SPD wirft Ministerin Prien Ausgrenzung bei Demokratie-Programm vor
Claudia HoffmannSPD wirft Ministerin Prien Ausgrenzung bei Demokratie-Programm vor
Die SPD wirft Familienministerin Karin Prien vor, sie bei der Neugestaltung des Programms „Lebendige Demokratie“ auszugrenzen. Die seit 2014 laufende Bundesinitiative fördert Projekte, die sich gegen Extremismus, Rassismus und Antisemitismus engagieren. Nun eskalieren die Spannungen wegen mangelnder Zusammenarbeit und Transparenz im Reformprozess.
Das Programm „Lebendige Demokratie“ hat bisher Hunderte von Initiativen in ganz Deutschland unterstützt. Aktuell werden rund 200 Projekte gefördert, vielen von ihnen war zuvor zugesichert worden, dass ihre Finanzierung fortgesetzt werde. Doch nun soll die Unterstützung im Dezember dieses Jahres enden.

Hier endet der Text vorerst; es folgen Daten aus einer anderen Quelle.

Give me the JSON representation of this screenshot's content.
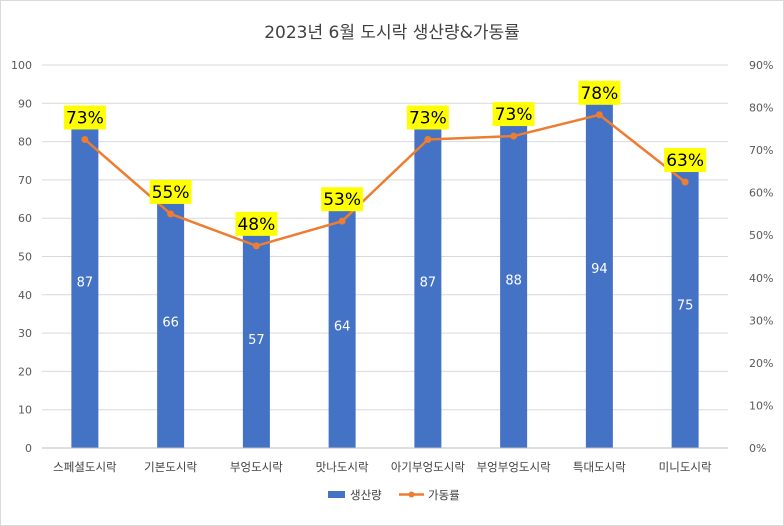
{
  "chart_data": {
    "type": "bar",
    "title": "2023년 6월 도시락 생산량&가동률",
    "categories": [
      "스페셜도시락",
      "기본도시락",
      "부엉도시락",
      "맛나도시락",
      "아기부엉도시락",
      "부엉부엉도시락",
      "특대도시락",
      "미니도시락"
    ],
    "series": [
      {
        "name": "생산량",
        "type": "bar",
        "axis": "left",
        "color": "#4472c4",
        "values": [
          87,
          66,
          57,
          64,
          87,
          88,
          94,
          75
        ],
        "data_labels": [
          "87",
          "66",
          "57",
          "64",
          "87",
          "88",
          "94",
          "75"
        ]
      },
      {
        "name": "가동률",
        "type": "line",
        "axis": "right",
        "color": "#ed7d31",
        "values": [
          0.73,
          0.55,
          0.48,
          0.53,
          0.73,
          0.73,
          0.78,
          0.63
        ],
        "plotted_values": [
          0.725,
          0.55,
          0.475,
          0.533,
          0.725,
          0.733,
          0.783,
          0.625
        ],
        "data_labels": [
          "73%",
          "55%",
          "48%",
          "53%",
          "73%",
          "73%",
          "78%",
          "63%"
        ],
        "label_background": "#ffff00"
      }
    ],
    "ylim": [
      0,
      100
    ],
    "yticks": [
      "0",
      "10",
      "20",
      "30",
      "40",
      "50",
      "60",
      "70",
      "80",
      "90",
      "100"
    ],
    "y2lim": [
      0,
      0.9
    ],
    "y2ticks": [
      "0%",
      "10%",
      "20%",
      "30%",
      "40%",
      "50%",
      "60%",
      "70%",
      "80%",
      "90%"
    ],
    "grid": true,
    "legend": "bottom"
  }
}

Familienministerin Karin Prien strebt eine Neuausrichtung an, um vor allem Einrichtungen wie Schulen, Sportvereine und Bibliotheken stärker zu fördern. Das Ministerium trieb die Änderungen jedoch voran, ohne auf eine Evaluation der bestehenden Projekte zu warten.

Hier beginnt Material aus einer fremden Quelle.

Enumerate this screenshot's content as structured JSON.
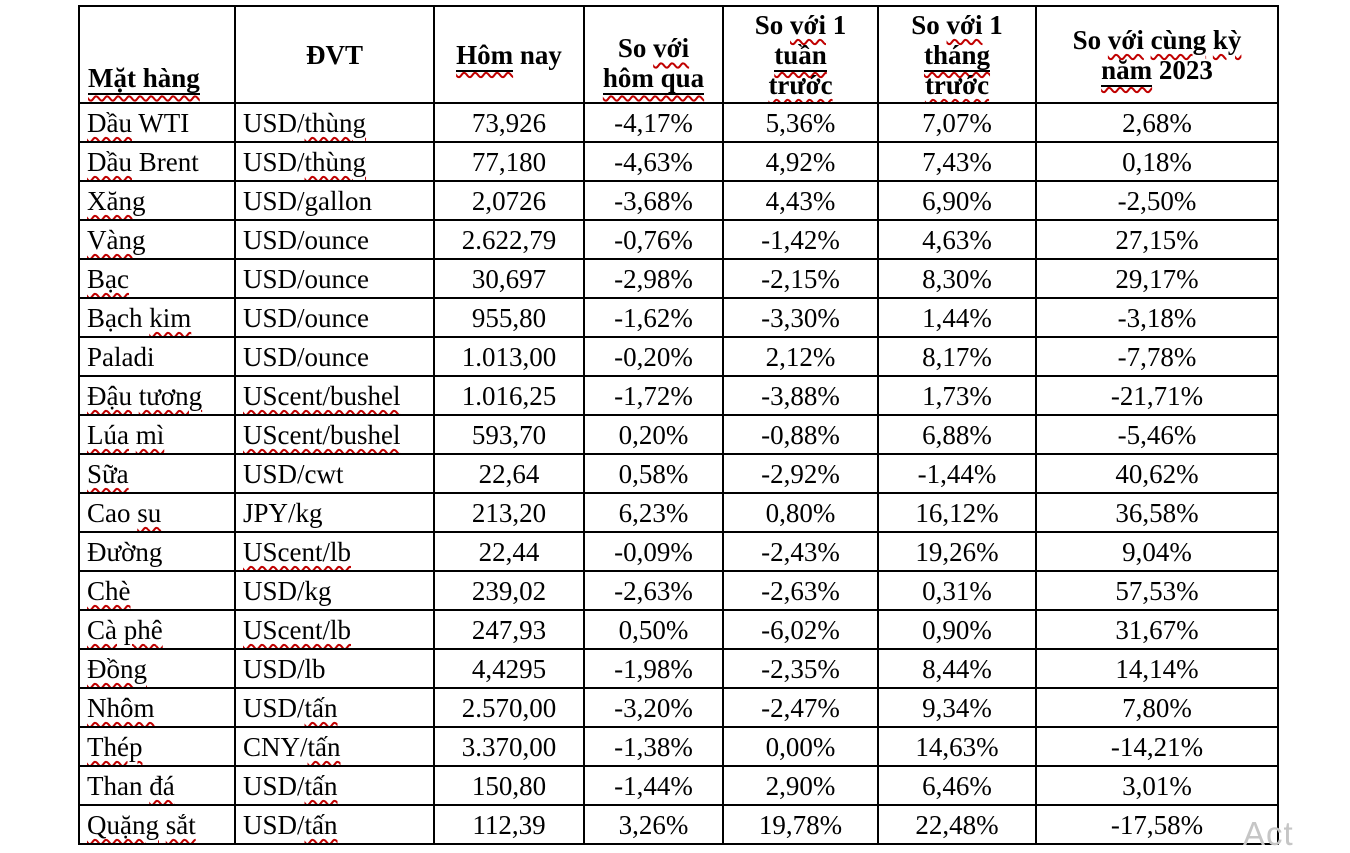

Ein für den 12. Juni geplantes Treffen zwischen der SPD und dem Ministerium wurde abgesagt und erst auf die letzte Juniwoche verschoben. Zudem berichten Abgeordnete der SPD-Fraktion von unvollständigen oder ausweichenden Antworten auf ihre Anfragen. Seitdem äußern Parteimitglieder scharfe Kritik – sie vermuten, dass das Ministerium sie bei der Ausgestaltung der neuen Richtlinien nicht mehr ernsthaft einbinden will.
Der Streit offenbart die wachsenden Spannungen zwischen den Koalitionspartnern über die Zukunft des Programms. Während das Jahr zu Ende geht, bleibt die Finanzierung vieler Projekte ungewiss. Die SPD pocht weiterhin auf eine stärkere Mitsprache bei den Entscheidungen.